Here, ```a[1][3]``` and ```a[1,3]``` both give the same output: The 4th element of the 2nd row; ```a[0]``` gives the entire 1st row where as ```a[:,2]``` gives all the row elements associated with the 3rd column. <br>
It should be noted that all of these are considered as subsets of the array ```a```.

### Slicing

Similar to subsetting, slicing allows us to extract certain portions of an array.
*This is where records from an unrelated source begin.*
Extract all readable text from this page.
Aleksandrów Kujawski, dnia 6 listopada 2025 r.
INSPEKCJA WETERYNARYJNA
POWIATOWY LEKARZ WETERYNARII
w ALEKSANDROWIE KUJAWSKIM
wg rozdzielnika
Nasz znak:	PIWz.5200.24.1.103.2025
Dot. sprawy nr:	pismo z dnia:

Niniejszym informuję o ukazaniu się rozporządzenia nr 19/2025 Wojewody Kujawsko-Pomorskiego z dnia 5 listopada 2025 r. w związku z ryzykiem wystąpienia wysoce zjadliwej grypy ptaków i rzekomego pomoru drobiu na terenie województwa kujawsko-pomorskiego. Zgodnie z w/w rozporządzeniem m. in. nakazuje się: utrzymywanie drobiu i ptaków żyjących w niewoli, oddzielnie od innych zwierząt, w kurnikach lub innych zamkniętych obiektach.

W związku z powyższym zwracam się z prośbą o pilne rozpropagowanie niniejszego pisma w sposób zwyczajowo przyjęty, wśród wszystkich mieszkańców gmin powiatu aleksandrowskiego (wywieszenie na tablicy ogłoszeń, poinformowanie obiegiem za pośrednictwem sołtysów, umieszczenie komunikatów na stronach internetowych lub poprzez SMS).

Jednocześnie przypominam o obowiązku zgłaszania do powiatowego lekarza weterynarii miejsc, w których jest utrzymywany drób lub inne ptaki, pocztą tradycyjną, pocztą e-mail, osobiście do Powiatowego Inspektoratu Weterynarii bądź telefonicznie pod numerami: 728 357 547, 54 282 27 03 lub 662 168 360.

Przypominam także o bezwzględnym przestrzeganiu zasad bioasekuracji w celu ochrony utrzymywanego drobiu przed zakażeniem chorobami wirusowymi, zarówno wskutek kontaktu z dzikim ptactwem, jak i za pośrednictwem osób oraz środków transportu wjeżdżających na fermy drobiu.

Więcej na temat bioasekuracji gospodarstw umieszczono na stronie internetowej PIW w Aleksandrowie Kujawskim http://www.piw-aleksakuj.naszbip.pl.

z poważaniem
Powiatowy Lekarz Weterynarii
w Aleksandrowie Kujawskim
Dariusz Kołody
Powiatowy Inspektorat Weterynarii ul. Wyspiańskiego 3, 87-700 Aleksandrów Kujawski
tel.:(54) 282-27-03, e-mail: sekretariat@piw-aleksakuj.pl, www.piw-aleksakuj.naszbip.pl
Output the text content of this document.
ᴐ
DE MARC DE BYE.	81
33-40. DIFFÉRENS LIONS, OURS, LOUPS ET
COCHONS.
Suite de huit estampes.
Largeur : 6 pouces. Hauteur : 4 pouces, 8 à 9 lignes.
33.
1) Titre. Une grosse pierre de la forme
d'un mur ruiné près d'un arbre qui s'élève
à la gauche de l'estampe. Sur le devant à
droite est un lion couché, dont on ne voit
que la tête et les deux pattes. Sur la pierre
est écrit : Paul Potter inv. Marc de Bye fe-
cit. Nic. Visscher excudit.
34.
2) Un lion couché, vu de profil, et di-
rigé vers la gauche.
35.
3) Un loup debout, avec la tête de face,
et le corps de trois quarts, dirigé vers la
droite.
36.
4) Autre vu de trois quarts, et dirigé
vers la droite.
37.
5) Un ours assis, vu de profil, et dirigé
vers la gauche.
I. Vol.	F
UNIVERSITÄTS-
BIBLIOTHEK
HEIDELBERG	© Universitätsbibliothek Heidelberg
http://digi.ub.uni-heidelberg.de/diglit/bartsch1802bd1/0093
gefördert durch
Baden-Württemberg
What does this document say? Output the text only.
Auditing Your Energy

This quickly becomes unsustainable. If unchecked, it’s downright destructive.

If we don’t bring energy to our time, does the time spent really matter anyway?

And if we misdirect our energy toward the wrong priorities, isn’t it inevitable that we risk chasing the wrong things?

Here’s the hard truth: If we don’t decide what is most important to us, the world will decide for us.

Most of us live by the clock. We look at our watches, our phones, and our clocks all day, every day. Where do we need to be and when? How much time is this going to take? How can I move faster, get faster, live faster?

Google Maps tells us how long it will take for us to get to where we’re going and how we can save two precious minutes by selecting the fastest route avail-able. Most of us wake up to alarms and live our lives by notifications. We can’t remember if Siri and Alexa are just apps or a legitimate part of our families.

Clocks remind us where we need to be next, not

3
For example

In [0]:
a = np.arange(10) # a 1D array from 0 to 9
print(a)
s = slice(2,9,2)
print(a[s])

Here, the tuple (2,9,2) means that ```s``` should start with the value ```2```, end at value ```9``` and take steps of ```2``` to get to ```9```. Or we could simply write

In [0]:
s = a[2:9:2]
print(s)

In both of these examples, we have picked a certain slice of the original array ```a```.

We can also something like this

In [0]:
print(a[::-1])

Here ```-1``` indicates the reverse order.

### Indexing

Although we have already seen indexing at work, there are a few things worth mentioning to develop a better intuition about how NumPy arrays, and to the extent, how tensors in TensorFlow can be handled.

In [0]:
print(a[a>5])

In the above example, known as boolean indexing, we put a condition on ```a```'s elements of being greater than 5. This kind of conditional filtering also proves helpful sometimes.